Essa verificação tem por fim apurar:

I – a origem e o objeto do que se deve pagar;

II – a importância exata a pagar;

III – a quem se deve pagar a importância, para extinguir a obrigação”. (art. 63 e § 1º da Lei nº 4.320/64)

6. PAGAMENTO

Terceiro estágio da despesa pública.

Caracteriza-se pela emissão da ordem bancária em favor do credor.

“A ordem de pagamento é o despacho exarado por autoridade competente, determinando que a despesa seja paga”. (art. 64 da Lei nº 4.320/64)

“Pagamento – Quando comprovado o direito adquirido pelo credor e verificada a existência de recursos suficientes, extinguindo-se a obrigação”. (IN/DTN nº 10/91)

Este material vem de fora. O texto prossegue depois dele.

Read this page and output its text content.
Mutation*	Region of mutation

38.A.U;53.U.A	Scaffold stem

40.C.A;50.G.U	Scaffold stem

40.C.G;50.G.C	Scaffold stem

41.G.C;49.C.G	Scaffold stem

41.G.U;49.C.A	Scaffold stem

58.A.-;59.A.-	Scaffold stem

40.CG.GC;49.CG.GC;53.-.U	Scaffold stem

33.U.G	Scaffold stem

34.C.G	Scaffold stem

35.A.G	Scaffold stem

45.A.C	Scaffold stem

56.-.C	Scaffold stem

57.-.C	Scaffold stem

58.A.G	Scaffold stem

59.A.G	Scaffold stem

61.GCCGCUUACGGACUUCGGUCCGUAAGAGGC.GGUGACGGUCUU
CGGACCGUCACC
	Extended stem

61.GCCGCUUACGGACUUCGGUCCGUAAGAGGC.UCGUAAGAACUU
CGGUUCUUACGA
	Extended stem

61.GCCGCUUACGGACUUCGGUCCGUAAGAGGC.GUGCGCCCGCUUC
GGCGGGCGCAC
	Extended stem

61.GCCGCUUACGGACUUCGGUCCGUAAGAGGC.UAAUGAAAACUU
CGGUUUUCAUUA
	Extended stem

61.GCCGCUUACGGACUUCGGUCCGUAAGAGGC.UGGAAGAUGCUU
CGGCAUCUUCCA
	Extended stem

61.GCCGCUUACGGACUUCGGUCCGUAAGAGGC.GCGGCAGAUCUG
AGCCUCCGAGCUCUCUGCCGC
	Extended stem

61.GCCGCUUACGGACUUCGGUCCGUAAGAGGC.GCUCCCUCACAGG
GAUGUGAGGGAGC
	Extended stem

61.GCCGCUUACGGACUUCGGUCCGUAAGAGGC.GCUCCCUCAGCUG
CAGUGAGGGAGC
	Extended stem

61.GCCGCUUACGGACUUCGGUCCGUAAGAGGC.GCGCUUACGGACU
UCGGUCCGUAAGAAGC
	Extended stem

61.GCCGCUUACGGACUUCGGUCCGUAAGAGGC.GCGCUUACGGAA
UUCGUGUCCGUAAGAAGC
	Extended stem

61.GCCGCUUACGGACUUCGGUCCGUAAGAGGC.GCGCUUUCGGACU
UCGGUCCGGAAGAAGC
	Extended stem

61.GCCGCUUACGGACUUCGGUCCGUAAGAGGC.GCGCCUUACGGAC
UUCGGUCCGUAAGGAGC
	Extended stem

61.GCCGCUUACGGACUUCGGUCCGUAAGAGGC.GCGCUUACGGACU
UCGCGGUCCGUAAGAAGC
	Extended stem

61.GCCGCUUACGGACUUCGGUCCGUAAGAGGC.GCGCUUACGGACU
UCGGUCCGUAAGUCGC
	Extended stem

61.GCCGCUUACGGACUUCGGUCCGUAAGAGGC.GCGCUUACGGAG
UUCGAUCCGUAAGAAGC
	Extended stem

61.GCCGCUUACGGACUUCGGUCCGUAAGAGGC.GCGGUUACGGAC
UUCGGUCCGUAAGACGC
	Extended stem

“O pagamento da despesa só poderá ser efetuado, após sua regular liquidação, mediante ordem bancária de crédito ou de pagamento, facultado ao credor escolher a forma que melhor lhe convier”. (IN/DTN nº 10/91)

“A autorização para pagamento compete ao ordenador de despesa, que poderá delegar esta autorização”. (IN/DTN nº 10/91)

6.1 RESTOS A PAGAR

“Consideram-se restos a pagar as despesas empenhadas mas não pagas até o dia 31 de dezembro, distinguindo-se as processadas das não-processadas”. (art. 36 da Lei nº 4.320/64)

Serão automaticamente inscrita em restos a pagar, no encerramento do exercício, as despesas empenhadas:

- liquidadas e não pagas;

- não liquidadas, desde que:

1 - vigente o prazo para cumprimento da obrigação assumida pelo credor, indicado na nota de empenho;

2 - vencido o prazo de que trata o subitem anterior, mas esteja em curso a liquidação da despesa ou seja de interesse da administração exigir cumprimento da obrigação assumida pelo credor;

3 - se destinem a atender transferências a instituições públicas ou privadas;

4 - correspondam a compromissos assumidos no exterior.

A inscrição de despesa em restos a pagar terá validade até 31 de dezembro do ano subseqüente, quando será automaticamente cancelada. Permanecerá em vigor, no entanto, o direito do credor por cinco anos, a partir da data de inscrição.